The U.S. ambassador to the United Nations has declared that Syrian dictator Bashar al Assad’s presence in power eliminates any “political solution” to the crisis and the bloodshed. So, what does Nikki Haley recommend to remove Assad?

She isn’t saying, given that it’s not her call.

That decision needs to come from the president of United States. Moreover, it needs to be made with a complete understanding of what will happen if we manage to implement “regime change” in Syria.

This situation is getting more than a little scary. Sure, we launched some Tomahawk missiles at a military target in response to Syria’s use of chemical gas on civilians. The result of that strike is mixed … at best.

What is the next course of action? What is the president planning and what will be the consequence?
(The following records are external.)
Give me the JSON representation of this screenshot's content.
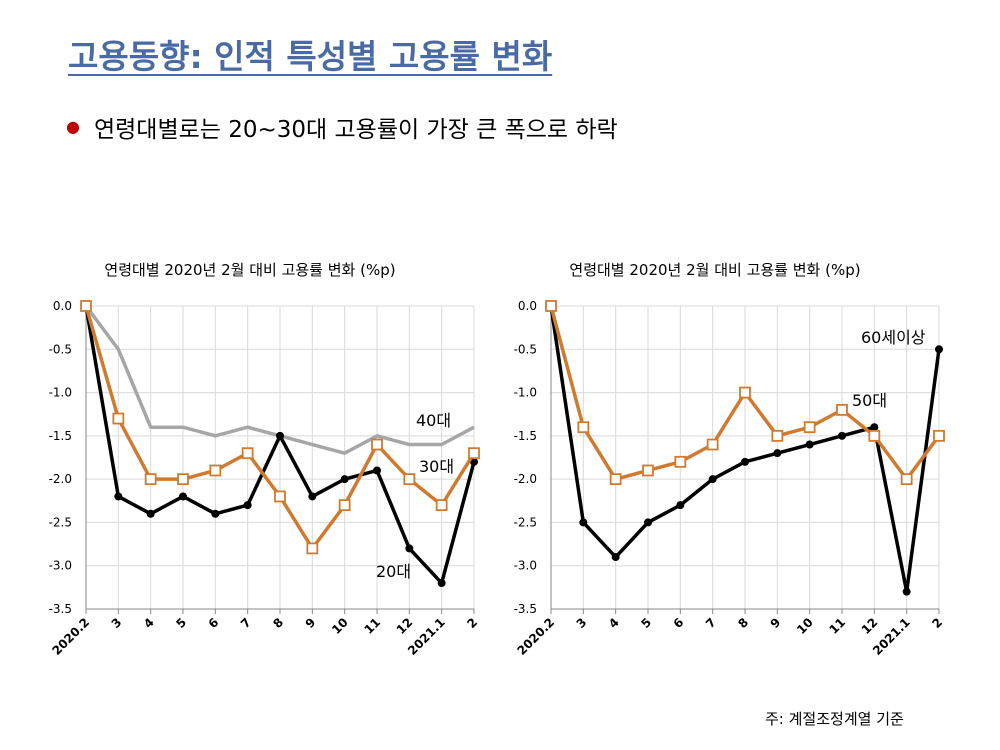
{
  "slide": {
    "title": "고용동향: 인적 특성별 고용률 변화",
    "bullet": "연령대별로는 20~30대 고용률이 가장 큰 폭으로 하락",
    "footnote": "주: 계절조정계열 기준"
  },
  "colors": {
    "title": "#4a6aa6",
    "bullet": "#c00000",
    "black_series": "#000000",
    "orange_series": "#d07a30",
    "gray_series": "#a6a6a6",
    "grid": "#d9d9d9"
  },
  "chart_data": [
    {
      "type": "line",
      "title": "연령대별 2020년 2월 대비 고용률 변화 (%p)",
      "categories": [
        "2020.2",
        "3",
        "4",
        "5",
        "6",
        "7",
        "8",
        "9",
        "10",
        "11",
        "12",
        "2021.1",
        "2"
      ],
      "ylim": [
        -3.5,
        0.0
      ],
      "yticks": [
        "0.0",
        "-0.5",
        "-1.0",
        "-1.5",
        "-2.0",
        "-2.5",
        "-3.0",
        "-3.5"
      ],
      "grid": true,
      "series": [
        {
          "name": "40대",
          "color": "#a6a6a6",
          "marker": "none",
          "values": [
            0.0,
            -0.5,
            -1.4,
            -1.4,
            -1.5,
            -1.4,
            -1.5,
            -1.6,
            -1.7,
            -1.5,
            -1.6,
            -1.6,
            -1.4
          ]
        },
        {
          "name": "20대",
          "color": "#000000",
          "marker": "dot",
          "values": [
            0.0,
            -2.2,
            -2.4,
            -2.2,
            -2.4,
            -2.3,
            -1.5,
            -2.2,
            -2.0,
            -1.9,
            -2.8,
            -3.2,
            -1.8
          ]
        },
        {
          "name": "30대",
          "color": "#d07a30",
          "marker": "square",
          "values": [
            0.0,
            -1.3,
            -2.0,
            -2.0,
            -1.9,
            -1.7,
            -2.2,
            -2.8,
            -2.3,
            -1.6,
            -2.0,
            -2.3,
            -1.7
          ]
        }
      ],
      "annotations": [
        "40대",
        "30대",
        "20대"
      ]
    },
    {
      "type": "line",
      "title": "연령대별 2020년 2월 대비 고용률 변화 (%p)",
      "categories": [
        "2020.2",
        "3",
        "4",
        "5",
        "6",
        "7",
        "8",
        "9",
        "10",
        "11",
        "12",
        "2021.1",
        "2"
      ],
      "ylim": [
        -3.5,
        0.0
      ],
      "yticks": [
        "0.0",
        "-0.5",
        "-1.0",
        "-1.5",
        "-2.0",
        "-2.5",
        "-3.0",
        "-3.5"
      ],
      "grid": true,
      "series": [
        {
          "name": "60세이상",
          "color": "#000000",
          "marker": "dot",
          "values": [
            0.0,
            -2.5,
            -2.9,
            -2.5,
            -2.3,
            -2.0,
            -1.8,
            -1.7,
            -1.6,
            -1.5,
            -1.4,
            -3.3,
            -0.5
          ]
        },
        {
          "name": "50대",
          "color": "#d07a30",
          "marker": "square",
          "values": [
            0.0,
            -1.4,
            -2.0,
            -1.9,
            -1.8,
            -1.6,
            -1.0,
            -1.5,
            -1.4,
            -1.2,
            -1.5,
            -2.0,
            -1.5
          ]
        }
      ],
      "annotations": [
        "60세이상",
        "50대"
      ]
    }
  ]
}
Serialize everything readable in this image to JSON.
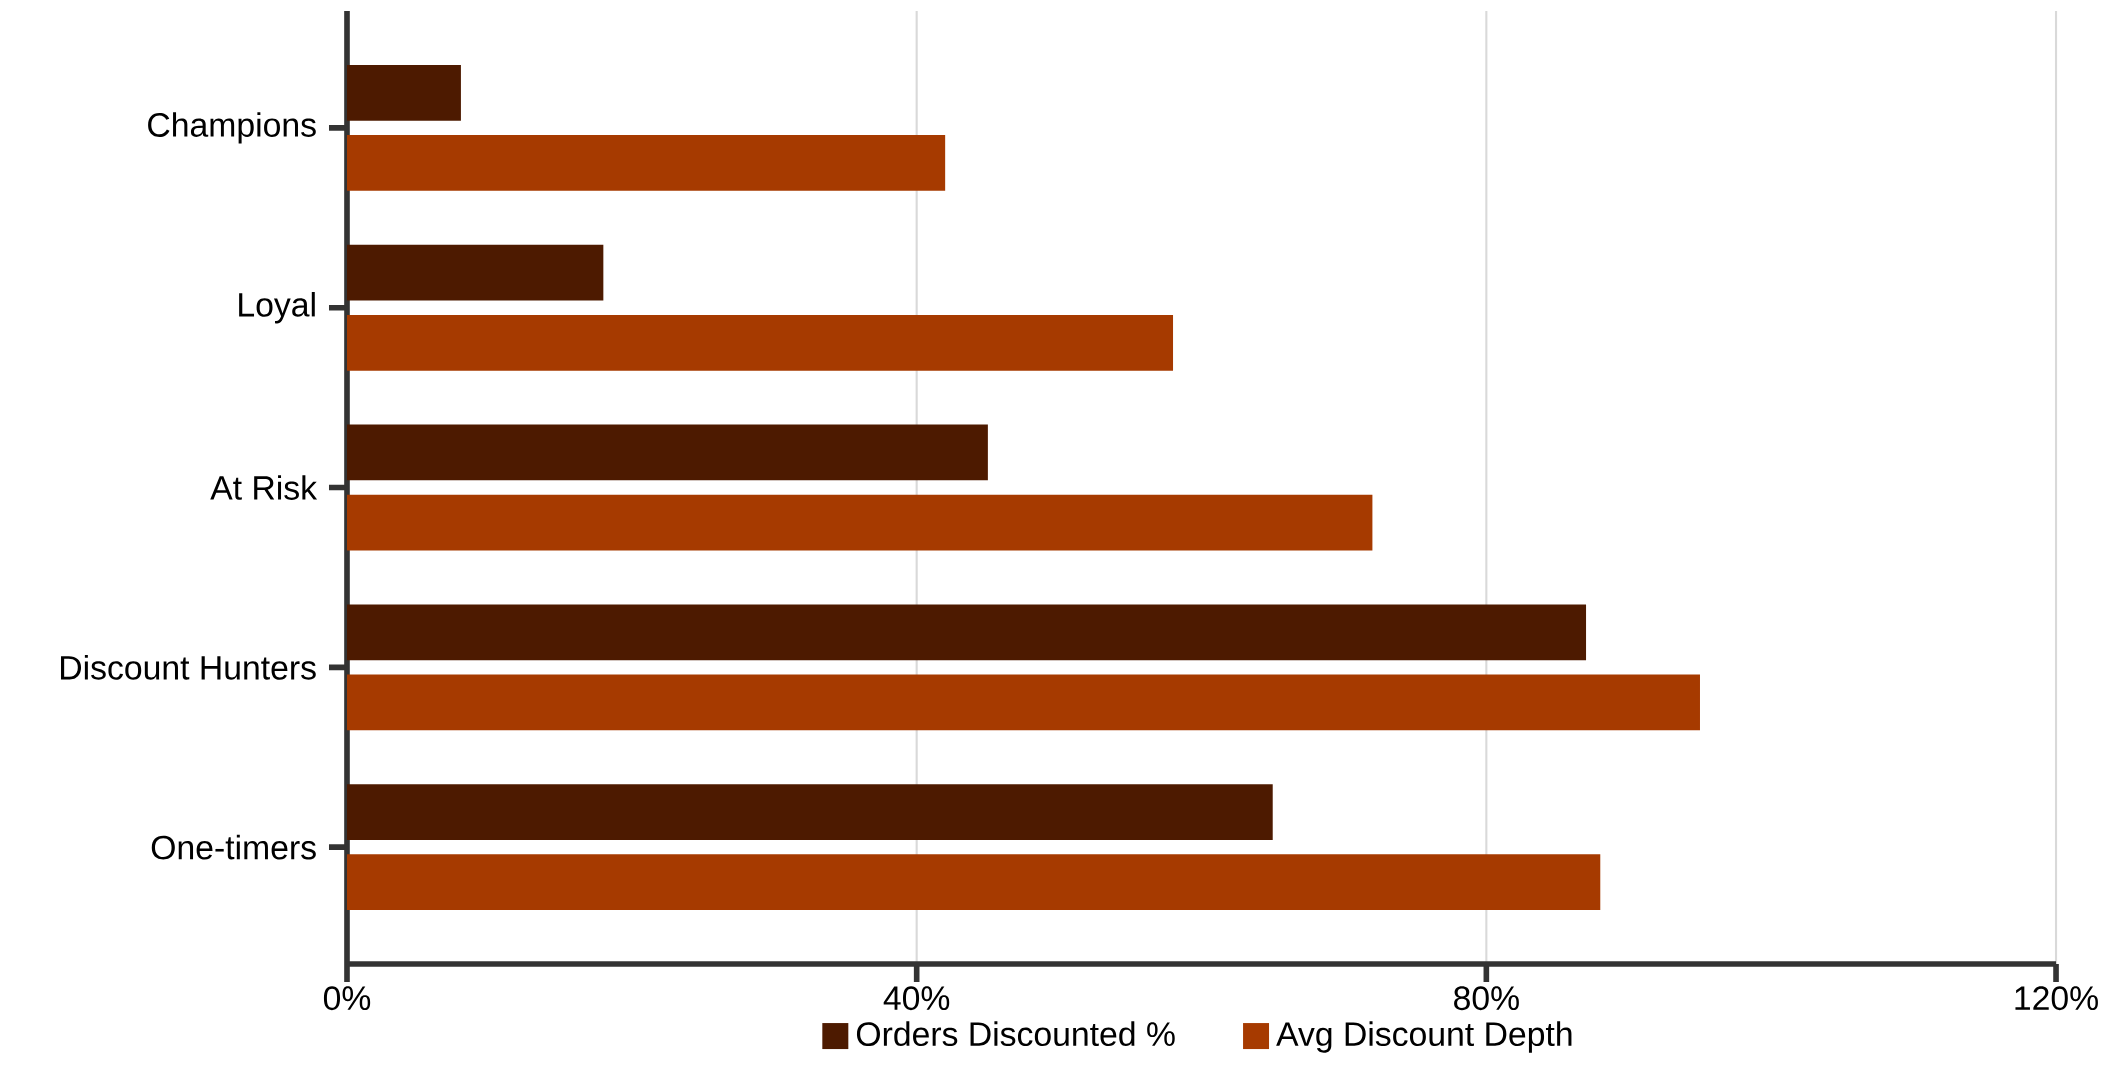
{
  "chart_data": {
    "type": "bar",
    "orientation": "horizontal",
    "categories": [
      "Champions",
      "Loyal",
      "At Risk",
      "Discount Hunters",
      "One-timers"
    ],
    "series": [
      {
        "name": "Orders Discounted %",
        "color": "#4d1a00",
        "values": [
          8,
          18,
          45,
          87,
          65
        ]
      },
      {
        "name": "Avg Discount Depth",
        "color": "#a63a00",
        "values": [
          42,
          58,
          72,
          95,
          88
        ]
      }
    ],
    "xlim": [
      0,
      120
    ],
    "xticks": [
      {
        "value": 0,
        "label": "0%"
      },
      {
        "value": 40,
        "label": "40%"
      },
      {
        "value": 80,
        "label": "80%"
      },
      {
        "value": 120,
        "label": "120%"
      }
    ],
    "grid": "x",
    "legend": "bottom"
  }
}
Will he consult with Congress, which Republican leaders used to demand of President Obama whenever he sought to take military action against the Islamic State or al-Qaeda? For that matter, where are the demands for congressional approval now that Trump is president?

Do we go in with guns blazing?

Trump used to think it was in our national interest to stay out of Syria. Let the Russians handle ISIS, he once said. Let the Syrian government root out the terrorists, he added.

No more.

Now that we have entered the fight — even in this limited fashion — there needs to be some thought given to an “end game” if we choose to escalate this military intervention.

Think strategically, Mr. President, if you are able.